Conforme as análises apresentadas pelo jornalista José Roberto de Toledo no podcast A Hora, produzido em conjunto com Thais Bilenky, o reduto mais favorável ao senador se concentra entre o eleitorado evangélico. O dado de maior destaque aponta para homens evangélicos pertencentes à faixa etária de 25 a 44 anos, segmento em que a vantagem pró-Flávio atinge impressionantes 29 pontos percentuais no primeiro turno.
Logo na sequência, o mesmo comportamento político é observado entre as mulheres evangélicas da mesma faixa etária, onde a vantagem a favor do senador chega a 25 pontos percentuais. Em termos de impacto na intenção global de voto, esses dois contingentes específicos somam pontos percentuais cruciais que fortalecem a posição competitiva do parlamentar na disputa.

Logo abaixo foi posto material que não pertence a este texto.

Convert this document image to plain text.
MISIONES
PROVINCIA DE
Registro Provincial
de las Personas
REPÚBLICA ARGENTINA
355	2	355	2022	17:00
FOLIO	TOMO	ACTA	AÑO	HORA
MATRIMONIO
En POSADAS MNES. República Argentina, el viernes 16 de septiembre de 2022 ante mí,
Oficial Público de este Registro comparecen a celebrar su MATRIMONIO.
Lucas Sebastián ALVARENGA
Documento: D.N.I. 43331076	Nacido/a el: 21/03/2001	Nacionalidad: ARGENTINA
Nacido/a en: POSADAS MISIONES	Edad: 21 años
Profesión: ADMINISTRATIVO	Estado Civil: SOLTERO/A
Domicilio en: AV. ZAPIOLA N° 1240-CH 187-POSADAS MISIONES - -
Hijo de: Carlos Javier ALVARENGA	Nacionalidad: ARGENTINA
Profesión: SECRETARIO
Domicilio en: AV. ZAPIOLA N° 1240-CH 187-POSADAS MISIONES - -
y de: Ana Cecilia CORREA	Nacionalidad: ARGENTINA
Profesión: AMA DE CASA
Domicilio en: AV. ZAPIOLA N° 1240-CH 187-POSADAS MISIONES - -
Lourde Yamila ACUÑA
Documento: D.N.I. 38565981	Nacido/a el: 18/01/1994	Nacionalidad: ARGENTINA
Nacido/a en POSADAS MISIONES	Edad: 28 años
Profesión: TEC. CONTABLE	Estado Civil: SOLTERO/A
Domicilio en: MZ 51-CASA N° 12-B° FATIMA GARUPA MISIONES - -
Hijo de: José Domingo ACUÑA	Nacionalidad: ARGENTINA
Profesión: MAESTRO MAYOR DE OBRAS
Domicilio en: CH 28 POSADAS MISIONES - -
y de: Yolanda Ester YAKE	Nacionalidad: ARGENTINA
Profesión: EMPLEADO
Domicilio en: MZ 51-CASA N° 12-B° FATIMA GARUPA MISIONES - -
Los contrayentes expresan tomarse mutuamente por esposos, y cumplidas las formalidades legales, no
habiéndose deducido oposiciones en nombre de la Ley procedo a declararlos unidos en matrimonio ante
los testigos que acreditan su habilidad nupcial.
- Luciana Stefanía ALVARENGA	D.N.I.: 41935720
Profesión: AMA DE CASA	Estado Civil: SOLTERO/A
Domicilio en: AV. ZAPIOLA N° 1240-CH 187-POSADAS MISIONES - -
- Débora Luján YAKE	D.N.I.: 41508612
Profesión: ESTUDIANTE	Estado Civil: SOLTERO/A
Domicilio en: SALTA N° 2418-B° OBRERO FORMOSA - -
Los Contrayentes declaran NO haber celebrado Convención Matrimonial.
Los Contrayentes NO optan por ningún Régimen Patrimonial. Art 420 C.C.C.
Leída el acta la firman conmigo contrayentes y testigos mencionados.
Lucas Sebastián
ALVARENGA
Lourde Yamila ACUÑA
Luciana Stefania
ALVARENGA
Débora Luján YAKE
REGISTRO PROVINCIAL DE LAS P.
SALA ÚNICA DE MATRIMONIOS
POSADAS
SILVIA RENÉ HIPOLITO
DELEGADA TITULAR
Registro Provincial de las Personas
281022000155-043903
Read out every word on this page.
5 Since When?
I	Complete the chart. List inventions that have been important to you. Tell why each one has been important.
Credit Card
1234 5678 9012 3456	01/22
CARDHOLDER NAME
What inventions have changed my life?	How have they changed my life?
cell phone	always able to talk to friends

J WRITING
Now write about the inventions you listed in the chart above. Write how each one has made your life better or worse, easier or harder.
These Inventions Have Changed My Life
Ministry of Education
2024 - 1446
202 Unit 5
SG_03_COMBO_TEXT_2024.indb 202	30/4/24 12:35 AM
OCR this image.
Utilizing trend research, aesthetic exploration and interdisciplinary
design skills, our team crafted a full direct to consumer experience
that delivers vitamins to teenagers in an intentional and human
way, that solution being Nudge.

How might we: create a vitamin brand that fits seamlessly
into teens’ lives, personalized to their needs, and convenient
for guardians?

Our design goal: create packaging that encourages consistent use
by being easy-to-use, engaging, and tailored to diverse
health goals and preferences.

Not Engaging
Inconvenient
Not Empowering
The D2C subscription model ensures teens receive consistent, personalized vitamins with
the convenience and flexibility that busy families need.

Por outro lado, o levantamento também mapeia os redutos de maior força para o presidente Lula. Entre mulheres nordestinas com 45 anos ou mais, a diferença a favor do petista alcança 38 pontos, gerando um impacto direto relevante. Já entre os homens nordestinos da mesma faixa etária, a vantagem de Lula salta para 44 pontos percentuais, consolidando uma base tradicional de sustentação.
Quando o cenário projetado avança para uma eventual simulação de segundo turno, a disputa ganha contornos de acirramento com um empate técnico, impulsionado por um salto na competitividade de Flávio. Nesse panorama específico, os agrupamentos populacionais onde o senador consegue abrir margem favorável voltam a se concentrar na faixa dos 25 a 44 anos.
Especialistas no tema destacam ainda que, diante de margens estreitas nas pesquisas, o combate à abstenção se transforma em um fator absolutamente decisivo. A capacidade das campanhas de mobilizar e conduzir o eleitor até as urnas pode ser o elemento determinante para definir o desfecho final do pleito nas urnas.